Showing posts with label conceivability. Show all posts
Showing posts with label conceivability. Show all posts

Monday, April 23, 2018

A tweak to the ontomystical argument

In an old paper, I argued that we do not hallucinate impossibilia: if we perceive something, the thing we perceive is possible, even if it is not actual. Consequently, if anyone has a perception—veridical or not—of a perfect being, a perfect being is possible. And mystics have such experiences. But as we know from the literature on ontological arguments, if a perfect being is possible, then a perfect being exists (this conditional goes back at least to Mersenne). So, a perfect being exists.

I now think the argument would have been better formulated in terms of what two-dimensional semanticists like Chalmers call “conceivability”:

  1. What is perceived (perhaps non-veridically) is conceivable.

  2. A perfect being is perceived (perhaps non-veridically).

  3. If a perfect being is conceivable, a perfect being is possible.

  4. A perfect being is possible.

  5. If a perfect being is possible, a perfect being exists.

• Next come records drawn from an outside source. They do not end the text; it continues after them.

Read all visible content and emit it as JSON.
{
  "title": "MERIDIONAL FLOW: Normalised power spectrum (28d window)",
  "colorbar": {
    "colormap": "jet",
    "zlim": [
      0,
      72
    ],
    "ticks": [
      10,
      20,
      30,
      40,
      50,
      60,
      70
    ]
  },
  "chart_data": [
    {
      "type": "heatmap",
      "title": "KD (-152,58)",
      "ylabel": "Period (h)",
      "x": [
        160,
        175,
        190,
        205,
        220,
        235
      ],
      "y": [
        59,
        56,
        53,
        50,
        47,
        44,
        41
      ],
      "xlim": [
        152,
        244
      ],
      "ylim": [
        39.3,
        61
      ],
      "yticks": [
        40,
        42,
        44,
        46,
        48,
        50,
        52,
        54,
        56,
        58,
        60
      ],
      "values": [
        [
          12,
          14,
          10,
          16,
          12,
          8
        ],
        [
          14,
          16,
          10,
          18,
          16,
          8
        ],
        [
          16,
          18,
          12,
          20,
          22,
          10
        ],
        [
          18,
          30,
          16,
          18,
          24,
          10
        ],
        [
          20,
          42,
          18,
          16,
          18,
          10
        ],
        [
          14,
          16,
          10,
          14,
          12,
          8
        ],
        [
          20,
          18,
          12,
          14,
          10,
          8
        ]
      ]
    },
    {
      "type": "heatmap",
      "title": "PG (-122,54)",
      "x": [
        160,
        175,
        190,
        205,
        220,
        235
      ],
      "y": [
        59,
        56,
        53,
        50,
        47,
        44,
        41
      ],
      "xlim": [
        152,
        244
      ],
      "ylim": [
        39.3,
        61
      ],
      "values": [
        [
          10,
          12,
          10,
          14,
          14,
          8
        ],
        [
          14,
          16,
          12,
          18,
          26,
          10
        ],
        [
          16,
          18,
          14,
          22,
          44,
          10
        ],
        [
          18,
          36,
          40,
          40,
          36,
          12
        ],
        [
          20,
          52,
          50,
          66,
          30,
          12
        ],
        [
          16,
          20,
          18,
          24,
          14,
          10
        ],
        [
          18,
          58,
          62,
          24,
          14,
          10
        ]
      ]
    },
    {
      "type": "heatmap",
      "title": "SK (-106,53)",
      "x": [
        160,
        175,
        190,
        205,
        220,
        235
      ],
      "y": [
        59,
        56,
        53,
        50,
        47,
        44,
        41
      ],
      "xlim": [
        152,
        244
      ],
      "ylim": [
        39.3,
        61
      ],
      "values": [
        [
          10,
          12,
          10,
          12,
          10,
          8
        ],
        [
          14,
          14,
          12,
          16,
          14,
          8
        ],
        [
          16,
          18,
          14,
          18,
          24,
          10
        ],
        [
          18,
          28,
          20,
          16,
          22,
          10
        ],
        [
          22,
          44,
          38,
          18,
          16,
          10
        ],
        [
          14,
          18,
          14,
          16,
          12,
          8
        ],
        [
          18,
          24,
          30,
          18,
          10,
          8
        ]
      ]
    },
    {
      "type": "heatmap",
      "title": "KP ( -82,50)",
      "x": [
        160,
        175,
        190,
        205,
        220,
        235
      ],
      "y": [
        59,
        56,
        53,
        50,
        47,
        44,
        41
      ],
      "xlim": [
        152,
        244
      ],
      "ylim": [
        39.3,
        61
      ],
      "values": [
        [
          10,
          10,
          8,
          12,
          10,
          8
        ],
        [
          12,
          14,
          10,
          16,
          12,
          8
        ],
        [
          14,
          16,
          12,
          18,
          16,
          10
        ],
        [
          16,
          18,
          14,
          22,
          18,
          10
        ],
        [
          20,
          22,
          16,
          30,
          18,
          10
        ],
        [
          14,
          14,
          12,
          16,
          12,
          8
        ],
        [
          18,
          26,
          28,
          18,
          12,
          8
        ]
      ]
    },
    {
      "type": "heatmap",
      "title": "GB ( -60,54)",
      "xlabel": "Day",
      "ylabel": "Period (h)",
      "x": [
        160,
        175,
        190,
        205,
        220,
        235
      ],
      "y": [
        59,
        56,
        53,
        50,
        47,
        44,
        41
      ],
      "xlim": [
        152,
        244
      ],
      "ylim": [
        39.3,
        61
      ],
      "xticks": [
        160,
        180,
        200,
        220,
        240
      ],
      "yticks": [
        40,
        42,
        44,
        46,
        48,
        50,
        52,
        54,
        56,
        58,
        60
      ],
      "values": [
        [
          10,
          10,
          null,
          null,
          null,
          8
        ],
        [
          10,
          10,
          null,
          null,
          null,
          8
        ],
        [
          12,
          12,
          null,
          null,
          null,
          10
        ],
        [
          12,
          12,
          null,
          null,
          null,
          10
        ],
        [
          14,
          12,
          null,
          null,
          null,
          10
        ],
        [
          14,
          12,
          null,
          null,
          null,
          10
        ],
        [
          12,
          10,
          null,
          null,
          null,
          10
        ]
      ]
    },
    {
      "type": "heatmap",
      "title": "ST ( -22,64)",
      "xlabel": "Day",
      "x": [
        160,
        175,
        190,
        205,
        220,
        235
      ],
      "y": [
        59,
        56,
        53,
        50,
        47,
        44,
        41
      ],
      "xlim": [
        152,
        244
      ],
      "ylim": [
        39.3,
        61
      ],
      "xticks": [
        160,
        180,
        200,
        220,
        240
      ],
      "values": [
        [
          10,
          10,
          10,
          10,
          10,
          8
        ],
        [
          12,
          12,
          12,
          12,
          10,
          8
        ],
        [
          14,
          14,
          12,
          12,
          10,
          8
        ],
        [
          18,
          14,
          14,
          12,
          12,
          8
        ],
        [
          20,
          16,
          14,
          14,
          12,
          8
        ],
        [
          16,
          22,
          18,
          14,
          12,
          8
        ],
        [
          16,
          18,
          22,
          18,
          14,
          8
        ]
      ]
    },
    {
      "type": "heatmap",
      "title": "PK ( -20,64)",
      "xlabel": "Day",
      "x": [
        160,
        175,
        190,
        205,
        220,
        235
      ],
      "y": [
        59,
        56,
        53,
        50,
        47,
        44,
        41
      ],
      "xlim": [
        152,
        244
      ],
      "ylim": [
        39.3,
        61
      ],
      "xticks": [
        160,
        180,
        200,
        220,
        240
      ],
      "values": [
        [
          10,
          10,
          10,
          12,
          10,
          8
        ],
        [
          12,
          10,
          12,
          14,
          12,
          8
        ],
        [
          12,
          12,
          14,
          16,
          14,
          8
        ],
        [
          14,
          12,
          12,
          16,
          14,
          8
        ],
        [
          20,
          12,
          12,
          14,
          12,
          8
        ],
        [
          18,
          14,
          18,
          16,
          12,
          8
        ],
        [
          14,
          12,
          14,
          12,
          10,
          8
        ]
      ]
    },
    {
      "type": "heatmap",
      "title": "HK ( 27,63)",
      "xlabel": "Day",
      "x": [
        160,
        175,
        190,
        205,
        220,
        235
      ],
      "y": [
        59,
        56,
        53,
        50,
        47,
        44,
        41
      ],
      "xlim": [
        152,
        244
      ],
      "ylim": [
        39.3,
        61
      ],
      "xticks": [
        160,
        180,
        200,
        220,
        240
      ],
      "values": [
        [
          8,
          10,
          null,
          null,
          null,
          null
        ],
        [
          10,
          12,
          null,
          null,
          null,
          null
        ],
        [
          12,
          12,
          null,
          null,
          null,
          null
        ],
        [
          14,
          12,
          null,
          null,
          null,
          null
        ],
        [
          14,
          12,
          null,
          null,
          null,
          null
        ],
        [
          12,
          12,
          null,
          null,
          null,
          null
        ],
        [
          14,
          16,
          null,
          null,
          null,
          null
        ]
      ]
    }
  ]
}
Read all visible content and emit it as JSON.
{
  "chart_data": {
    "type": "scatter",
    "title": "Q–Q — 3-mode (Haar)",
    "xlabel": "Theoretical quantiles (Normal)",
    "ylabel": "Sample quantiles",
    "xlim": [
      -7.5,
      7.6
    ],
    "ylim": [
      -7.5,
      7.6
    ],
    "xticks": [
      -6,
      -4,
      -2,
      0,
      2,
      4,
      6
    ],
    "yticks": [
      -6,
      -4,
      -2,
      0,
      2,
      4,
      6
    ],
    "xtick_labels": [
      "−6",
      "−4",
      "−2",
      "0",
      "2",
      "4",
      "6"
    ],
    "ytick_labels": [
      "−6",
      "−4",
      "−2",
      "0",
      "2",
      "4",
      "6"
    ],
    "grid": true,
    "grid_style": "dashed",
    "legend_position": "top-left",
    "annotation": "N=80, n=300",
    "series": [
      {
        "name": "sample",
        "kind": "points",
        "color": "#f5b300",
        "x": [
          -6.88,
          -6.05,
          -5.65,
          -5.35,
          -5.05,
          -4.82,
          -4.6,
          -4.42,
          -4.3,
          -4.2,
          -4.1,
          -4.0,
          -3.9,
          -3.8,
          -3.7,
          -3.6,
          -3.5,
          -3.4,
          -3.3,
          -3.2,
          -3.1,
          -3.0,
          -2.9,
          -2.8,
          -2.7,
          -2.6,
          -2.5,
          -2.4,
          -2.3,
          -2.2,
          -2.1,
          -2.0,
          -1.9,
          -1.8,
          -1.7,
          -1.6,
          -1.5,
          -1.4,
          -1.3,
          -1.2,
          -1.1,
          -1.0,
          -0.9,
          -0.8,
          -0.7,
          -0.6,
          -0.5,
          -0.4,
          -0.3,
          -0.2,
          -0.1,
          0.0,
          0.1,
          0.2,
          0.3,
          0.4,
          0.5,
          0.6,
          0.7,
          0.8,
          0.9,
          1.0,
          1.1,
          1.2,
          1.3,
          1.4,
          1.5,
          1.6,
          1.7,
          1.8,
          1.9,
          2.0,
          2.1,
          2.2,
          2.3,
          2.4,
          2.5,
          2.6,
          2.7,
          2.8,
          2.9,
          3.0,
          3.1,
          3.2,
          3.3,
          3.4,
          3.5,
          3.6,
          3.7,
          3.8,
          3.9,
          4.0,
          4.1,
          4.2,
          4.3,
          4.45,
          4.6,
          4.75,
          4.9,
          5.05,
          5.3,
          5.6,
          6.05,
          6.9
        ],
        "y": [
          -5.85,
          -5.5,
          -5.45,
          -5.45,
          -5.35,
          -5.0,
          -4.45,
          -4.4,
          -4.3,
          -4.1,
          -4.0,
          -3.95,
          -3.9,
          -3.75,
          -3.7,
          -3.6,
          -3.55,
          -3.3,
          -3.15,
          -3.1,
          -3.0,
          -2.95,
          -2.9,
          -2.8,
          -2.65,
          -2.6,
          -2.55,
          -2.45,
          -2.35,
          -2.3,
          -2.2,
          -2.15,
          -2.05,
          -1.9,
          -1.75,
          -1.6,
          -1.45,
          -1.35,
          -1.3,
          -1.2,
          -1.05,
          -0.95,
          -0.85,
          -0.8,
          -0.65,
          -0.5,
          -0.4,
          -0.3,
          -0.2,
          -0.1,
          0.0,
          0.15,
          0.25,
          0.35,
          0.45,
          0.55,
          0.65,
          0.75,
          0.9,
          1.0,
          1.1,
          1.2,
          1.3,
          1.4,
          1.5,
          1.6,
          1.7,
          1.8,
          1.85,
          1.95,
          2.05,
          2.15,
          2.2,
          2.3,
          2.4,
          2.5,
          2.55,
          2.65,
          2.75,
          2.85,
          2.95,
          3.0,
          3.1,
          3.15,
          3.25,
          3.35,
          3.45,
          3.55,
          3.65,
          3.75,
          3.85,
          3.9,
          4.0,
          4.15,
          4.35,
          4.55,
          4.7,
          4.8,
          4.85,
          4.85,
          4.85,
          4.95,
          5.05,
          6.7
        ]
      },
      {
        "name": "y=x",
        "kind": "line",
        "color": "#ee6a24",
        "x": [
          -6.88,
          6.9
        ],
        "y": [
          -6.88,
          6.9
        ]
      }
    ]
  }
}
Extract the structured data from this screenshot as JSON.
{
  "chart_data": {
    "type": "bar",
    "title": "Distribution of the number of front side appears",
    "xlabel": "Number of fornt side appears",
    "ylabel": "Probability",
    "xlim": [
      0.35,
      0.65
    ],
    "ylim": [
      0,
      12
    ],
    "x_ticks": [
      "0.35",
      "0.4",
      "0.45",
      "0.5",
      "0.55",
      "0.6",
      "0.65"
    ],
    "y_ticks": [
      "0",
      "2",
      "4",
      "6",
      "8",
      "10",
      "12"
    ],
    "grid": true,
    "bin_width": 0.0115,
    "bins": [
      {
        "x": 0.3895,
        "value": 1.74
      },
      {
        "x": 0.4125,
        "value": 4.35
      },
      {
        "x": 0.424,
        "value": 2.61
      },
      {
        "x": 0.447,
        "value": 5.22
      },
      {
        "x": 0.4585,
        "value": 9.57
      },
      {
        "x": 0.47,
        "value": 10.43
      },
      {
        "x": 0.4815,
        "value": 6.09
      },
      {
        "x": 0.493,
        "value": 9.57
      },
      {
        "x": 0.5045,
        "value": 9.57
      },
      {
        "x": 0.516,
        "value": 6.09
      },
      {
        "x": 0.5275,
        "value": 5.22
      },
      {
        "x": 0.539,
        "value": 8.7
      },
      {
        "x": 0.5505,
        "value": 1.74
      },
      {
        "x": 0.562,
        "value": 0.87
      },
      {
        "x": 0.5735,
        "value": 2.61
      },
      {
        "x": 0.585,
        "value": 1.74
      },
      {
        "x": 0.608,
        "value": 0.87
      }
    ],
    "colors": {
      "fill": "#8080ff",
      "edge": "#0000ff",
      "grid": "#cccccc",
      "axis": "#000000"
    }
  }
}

  6. So, a perfect being exists.

Premise (3) follows from the fact that the notion of a perfect being is not twinearthable, so conceivability and possibility are equivalent for a perfect being (Chalmers is explicit that this is the case for God, but he concludes that God is inconceivable). Premise (1) avoids what I think is the most powerful of Ryan Byerly’s four apparent counterexamples to my original argument: the objection that one might have perceptions that are incompatible with necessary truths about natural kinds (e.g., a perception that a water molecule has three hydrogen atoms).

Wednesday, July 15, 2015

Is a necessary being inconceivable?

Consider this argument:

  1. Obviously necessarily, if N is a necessary being that exists, it is impossible that N doesn't exist.
  2. It is conceivable that N doesn't exist.
  3. So it is inconceivable that N exists.
For this argument to work, we need to be able to make the inference from:
  1. Obviously necessarily, if p, then necessarily q.
  2. Conceivably not q.
  3. So, not conceivably p.
Suppose that p just is the statement that necessarily q. Then (4) is uncontroversial. If the above argument form is good, then so is this one:
  1. Conceivably not q.
  2. So, not conceivably necessarily q.
But why can't we conceive both of not q and of necessarily q? Why should the ability to conceive of one thing, viz., the necessity of q, preclude the ability to conceive of another, viz., not q?

The principle that conceivability is defeasible evidence of possibility may seem relevant, but I don't think it establishes the point. That I can conceive of necessarily q is evidence of the necessity of q. That I can conceive of not q is evidence if the possibility of not q. So, if both, then I have evidence for two contradictory statements. Nothing particularly surprising there: quite a common phenomenon, in fact!

Suppose A and B are contradictory statements. It may be that evidence for A is evidence against B. But is evidence for A evidence against there being evidence for B? If it is, it is very weak evidence. Likewise, even given the principle that conceivability is evidence for possibility, the argument from (7) to (8) is very weak, much weaker than the inferential strength of this principle.

To summarize: The strength of the inference from (1) and (2) to (3) in the original argument is about equal to the strength of evidence that the existence of evidence for A provides against the existence of evidence against A. But the existence of evidence of A provides very little evidence against the existence of evidence against A. So the original argument is a very weak one. It would be improved if the conclusion were weakened to the claim that it is impossible that N exists, and then I would focus my attack on (2).